Although tribunal judges can strike out claims without hearing any evidence, the Employment Appeal Tribunal (EAT) held in Romanowska v Aspirations Care Ltd that where there is a dispute about the facts, it is unlikely that justice can be done without hearing the evidence that could resolve any conflicts of fact.
Ms Romanowska was a care worker on the permanent staff of a home for adults many of whom were severely autistic and who could become very distressed if changes were made to their routine.
One evening, she found a resident sitting at the top of the stairs, which he often did until it was time for him to go to his bedroom. She was concerned that agency staff were mishandling the situation, so she decided to pull him physically to his room herself.
She was then suspended for “dragging” him and invited to a disciplinary hearing at which she made a number of complaints about the risks involved in using agency staff who had minimal training and were unfamiliar with the residents. After she was dismissed but pending her appeal (which was unsuccessful), she complained to the Care Quality Commission about her concerns.
She claimed that she had been unfairly dismissed because she had made “protected disclosures” (blown the whistle).
At a pre-hearing review, the judge struck out the claim without hearing any evidence (she just relied on the minutes from the disciplinary), holding that Ms Romanowska could not show a connection between her disclosure and the dismissal, given that the reason for her dismissal was her conduct. However, the judge also held that Ms Romanowska might be able to establish that she had made protected disclosures immediately prior to her dismissal.

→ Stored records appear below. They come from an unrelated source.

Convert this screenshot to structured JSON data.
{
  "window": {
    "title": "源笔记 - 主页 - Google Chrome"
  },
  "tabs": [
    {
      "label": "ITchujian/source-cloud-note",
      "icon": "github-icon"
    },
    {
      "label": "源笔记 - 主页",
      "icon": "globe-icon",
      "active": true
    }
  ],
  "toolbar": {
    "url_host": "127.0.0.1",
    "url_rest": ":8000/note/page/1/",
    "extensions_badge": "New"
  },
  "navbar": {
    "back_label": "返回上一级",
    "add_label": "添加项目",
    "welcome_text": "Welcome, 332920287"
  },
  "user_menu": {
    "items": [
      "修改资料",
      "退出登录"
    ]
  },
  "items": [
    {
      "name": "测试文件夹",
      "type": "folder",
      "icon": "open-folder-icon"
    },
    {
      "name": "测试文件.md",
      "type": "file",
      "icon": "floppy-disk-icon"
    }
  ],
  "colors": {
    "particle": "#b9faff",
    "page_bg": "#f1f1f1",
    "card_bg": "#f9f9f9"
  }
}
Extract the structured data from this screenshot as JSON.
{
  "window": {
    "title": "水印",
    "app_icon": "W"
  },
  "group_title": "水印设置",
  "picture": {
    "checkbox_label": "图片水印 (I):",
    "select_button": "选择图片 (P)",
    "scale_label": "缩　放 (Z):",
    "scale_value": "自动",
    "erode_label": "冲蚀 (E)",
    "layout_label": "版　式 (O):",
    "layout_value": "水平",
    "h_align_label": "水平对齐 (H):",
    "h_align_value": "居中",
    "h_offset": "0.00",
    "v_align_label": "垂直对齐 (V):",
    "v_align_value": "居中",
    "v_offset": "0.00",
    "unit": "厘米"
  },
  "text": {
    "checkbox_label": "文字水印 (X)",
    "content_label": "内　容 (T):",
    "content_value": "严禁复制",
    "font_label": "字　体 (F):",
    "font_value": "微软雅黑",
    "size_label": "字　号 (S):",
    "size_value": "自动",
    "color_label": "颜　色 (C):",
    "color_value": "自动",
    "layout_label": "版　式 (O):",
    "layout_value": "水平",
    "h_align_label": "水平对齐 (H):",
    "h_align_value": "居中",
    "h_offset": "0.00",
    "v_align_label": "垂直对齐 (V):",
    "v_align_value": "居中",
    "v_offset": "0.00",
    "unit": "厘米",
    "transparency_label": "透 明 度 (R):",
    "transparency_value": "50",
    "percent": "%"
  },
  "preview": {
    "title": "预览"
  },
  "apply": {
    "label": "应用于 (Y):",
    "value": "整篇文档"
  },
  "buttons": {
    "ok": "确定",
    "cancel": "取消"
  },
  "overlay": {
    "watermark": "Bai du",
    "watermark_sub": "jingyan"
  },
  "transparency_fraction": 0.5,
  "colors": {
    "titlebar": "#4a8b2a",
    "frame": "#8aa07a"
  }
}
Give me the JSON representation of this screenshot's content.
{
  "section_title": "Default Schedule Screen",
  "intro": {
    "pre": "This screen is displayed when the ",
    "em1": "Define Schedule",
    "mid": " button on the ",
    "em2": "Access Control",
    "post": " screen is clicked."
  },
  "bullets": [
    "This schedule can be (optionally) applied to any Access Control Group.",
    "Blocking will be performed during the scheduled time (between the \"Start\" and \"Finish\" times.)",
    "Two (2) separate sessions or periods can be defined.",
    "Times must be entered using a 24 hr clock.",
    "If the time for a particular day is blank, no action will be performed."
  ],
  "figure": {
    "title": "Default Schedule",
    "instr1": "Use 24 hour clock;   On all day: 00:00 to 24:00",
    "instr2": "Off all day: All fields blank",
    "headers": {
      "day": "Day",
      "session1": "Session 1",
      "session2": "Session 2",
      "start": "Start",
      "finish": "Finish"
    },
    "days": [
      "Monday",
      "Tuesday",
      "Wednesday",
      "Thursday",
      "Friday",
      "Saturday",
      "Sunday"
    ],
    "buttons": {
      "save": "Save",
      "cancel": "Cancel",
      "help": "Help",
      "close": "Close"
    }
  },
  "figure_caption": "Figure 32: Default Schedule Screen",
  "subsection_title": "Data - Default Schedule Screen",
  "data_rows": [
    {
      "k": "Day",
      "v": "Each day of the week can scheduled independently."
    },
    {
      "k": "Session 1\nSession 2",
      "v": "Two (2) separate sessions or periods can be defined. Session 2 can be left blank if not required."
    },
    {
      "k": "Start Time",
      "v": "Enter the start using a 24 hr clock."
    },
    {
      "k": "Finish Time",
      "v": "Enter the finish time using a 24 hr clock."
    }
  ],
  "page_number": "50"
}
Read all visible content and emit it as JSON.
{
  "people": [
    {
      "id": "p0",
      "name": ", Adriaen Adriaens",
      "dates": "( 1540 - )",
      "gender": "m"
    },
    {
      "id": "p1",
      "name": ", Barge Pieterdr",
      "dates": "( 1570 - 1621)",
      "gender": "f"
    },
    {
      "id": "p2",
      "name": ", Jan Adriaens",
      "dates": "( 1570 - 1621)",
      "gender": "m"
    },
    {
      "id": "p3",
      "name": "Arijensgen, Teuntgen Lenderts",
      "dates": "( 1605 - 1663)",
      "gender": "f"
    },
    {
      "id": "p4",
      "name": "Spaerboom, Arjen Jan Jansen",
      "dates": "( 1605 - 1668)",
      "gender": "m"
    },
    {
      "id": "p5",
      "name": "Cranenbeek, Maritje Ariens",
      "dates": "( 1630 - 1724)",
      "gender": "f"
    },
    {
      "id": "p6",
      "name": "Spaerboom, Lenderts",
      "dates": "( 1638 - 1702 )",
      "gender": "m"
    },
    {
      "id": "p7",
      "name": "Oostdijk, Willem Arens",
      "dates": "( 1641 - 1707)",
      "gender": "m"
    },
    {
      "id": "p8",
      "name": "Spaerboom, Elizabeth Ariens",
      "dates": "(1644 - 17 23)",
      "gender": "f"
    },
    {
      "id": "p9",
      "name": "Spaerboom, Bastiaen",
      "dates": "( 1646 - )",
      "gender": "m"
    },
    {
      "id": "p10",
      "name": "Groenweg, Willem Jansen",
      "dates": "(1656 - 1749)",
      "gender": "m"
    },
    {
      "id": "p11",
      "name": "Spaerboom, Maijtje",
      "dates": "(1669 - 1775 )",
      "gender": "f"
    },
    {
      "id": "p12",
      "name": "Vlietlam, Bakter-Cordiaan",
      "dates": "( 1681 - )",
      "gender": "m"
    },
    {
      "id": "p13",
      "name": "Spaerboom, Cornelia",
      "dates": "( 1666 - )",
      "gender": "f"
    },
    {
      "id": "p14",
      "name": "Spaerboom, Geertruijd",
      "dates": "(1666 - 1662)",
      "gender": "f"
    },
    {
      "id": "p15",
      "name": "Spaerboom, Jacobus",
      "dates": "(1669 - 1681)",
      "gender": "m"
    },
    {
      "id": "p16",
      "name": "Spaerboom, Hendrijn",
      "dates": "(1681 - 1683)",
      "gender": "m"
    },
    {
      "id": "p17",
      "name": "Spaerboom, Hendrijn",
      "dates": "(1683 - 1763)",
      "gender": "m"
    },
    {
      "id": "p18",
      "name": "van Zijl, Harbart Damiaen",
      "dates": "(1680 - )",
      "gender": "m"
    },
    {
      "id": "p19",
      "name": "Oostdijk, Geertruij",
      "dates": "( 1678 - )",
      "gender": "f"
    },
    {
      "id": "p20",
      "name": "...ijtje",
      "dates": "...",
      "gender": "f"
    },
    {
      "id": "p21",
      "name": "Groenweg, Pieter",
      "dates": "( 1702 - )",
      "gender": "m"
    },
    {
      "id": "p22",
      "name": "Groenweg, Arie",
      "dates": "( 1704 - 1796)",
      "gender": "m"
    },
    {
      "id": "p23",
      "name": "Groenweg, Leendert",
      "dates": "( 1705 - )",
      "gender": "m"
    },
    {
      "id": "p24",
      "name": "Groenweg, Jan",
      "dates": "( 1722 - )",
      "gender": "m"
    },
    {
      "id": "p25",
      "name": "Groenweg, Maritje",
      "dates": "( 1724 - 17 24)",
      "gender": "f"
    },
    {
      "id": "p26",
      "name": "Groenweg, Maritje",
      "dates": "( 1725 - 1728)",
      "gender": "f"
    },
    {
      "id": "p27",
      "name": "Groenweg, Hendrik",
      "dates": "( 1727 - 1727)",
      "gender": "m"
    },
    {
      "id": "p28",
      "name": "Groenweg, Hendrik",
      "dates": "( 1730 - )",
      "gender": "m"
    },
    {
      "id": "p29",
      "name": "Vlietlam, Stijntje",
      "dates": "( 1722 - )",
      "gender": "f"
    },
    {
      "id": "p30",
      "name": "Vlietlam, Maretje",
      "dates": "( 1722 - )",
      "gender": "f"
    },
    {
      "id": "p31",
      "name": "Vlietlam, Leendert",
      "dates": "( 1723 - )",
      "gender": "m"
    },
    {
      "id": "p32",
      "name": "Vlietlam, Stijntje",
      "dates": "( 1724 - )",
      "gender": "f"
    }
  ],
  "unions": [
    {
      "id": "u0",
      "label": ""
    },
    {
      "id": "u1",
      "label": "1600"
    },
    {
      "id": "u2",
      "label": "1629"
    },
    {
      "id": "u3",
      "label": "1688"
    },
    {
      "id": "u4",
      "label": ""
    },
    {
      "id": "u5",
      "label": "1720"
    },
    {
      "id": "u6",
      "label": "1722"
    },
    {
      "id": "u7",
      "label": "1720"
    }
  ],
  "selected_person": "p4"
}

Ms Romanowska appealed on the basis that, as there was a central dispute about the reason for her dismissal, the judge could not properly conclude what the actual facts were without hearing evidence and evaluating it.
The EAT accepted that judges often strike out claims without hearing evidence. “To hear evidence might defeat the purpose of using the power to save the time, expense and resources of the parties and that of the Tribunal in dealing with a claim which, on any reasonable view, will not succeed”.
Sometimes it is obvious that a claim simply cannot succeed on the basis on which it has been put forward but where there is a dispute about the facts, then “unless there are good reasons, indeed powerful ones, for supposing that the Claimant’s view of the facts is simply unsustainable, it is difficult to see how justice can be done between the parties without hearing the evidence in order to resolve the conflict of fact which has arisen”.
In this case, the EAT held that there was a “real dispute of fact” about the reason for Ms Romanowska’s dismissal. The tribunal judge could not possibly have known what was in the mind of the employer until she had heard and evaluated all the evidence. “Only then would [she] know what the principal reason for dismissal was”.
The judge had therefore made an error of law and the case was remitted to a fresh employment tribunal to be heard by a different judge.